Best Buy: Best Buy Gifted
La nota catena retail americana ha lanciato lo scorso Dicembre una altra interessante iniziativa sul suo canale Facebook. Ogni fan della pagina poteva nominare propri amici (max 6 per giorno) all’interno di determinate categorie quali musica, fotografia gaming, design, cucina e film. I più votati si sono aggiudicati un buono da 500 dollari mentre coloro che li han votati uno da 100. Un concept di questo tipo ha scatenato:
- Viralità: Il meccanismo ha il suo presupposto nel principio psicologico della reciprocità. Ogni essere umano, anche il meno incline al regalo, si sente in obbligo a fronte di uno ricevuto. E così il votante vorrà essere a sua volta votato dando vita ad una situazione altamente virale. Basta consultare uno dei tanti siti per vedere che isteria collettiva ha suscitato. Più nomine assegni, maggiori chance di essere nominato a tua volta ci saranno. E’ la dinamica alla base dei regali virtuali di grande successo nei social gaming e in altre comunity.

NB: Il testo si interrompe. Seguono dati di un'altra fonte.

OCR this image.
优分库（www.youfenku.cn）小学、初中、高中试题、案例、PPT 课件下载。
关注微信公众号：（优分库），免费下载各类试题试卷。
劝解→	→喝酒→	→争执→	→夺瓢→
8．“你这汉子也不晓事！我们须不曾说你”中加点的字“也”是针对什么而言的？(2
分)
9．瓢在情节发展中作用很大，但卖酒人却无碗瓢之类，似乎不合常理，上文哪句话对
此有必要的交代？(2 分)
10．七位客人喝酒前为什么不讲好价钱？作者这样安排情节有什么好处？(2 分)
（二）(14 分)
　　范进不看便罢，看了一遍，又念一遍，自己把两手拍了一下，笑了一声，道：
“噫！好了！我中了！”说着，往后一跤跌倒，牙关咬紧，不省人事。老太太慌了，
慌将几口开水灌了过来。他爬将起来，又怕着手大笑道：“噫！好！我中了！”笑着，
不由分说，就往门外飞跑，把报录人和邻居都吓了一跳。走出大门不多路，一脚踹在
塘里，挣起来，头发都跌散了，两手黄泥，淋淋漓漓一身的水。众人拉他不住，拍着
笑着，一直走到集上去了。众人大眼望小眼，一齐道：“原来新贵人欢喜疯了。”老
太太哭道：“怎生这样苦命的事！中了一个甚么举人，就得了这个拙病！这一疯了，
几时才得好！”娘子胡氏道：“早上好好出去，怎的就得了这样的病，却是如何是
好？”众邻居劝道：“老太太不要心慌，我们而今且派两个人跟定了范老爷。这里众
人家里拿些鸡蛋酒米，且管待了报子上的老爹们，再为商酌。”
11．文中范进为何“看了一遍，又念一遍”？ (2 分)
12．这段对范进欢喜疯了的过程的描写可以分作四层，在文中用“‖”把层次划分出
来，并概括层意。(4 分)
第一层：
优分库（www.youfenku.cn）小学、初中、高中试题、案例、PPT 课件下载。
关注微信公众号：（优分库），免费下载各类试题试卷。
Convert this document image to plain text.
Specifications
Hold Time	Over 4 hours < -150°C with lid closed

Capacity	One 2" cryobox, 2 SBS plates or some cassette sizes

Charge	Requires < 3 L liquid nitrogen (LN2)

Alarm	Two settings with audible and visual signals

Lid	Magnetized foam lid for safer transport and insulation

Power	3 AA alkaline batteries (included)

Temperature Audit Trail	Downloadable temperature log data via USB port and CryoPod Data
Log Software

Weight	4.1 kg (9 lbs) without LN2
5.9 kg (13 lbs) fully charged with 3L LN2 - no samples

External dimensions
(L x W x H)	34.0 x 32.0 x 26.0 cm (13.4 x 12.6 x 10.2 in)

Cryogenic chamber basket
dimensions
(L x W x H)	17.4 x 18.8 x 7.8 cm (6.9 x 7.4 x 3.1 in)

- Free Lunch: E’ la dinamica in cui un giocatore viene premiato per azioni compiute da altri. In questo caso il vincitore dei 500 dollari è chi riceve la nomination, non ha giocato un ruolo diretto e fondamentale nell’assegnazione. Questo crea engagement loyalty e viralità ed un esempio su scala mass market lo offre giornalmente Groupon dove il raggiungimento del numero minimo di partecipanti abilita anche me all’ottenimento del coupon scontato.
Sono due piccoli esempi di come una buona strategia di social marketing possa beneficiare di meccaniche e dinamiche gaming per raggiungere i propri risultati.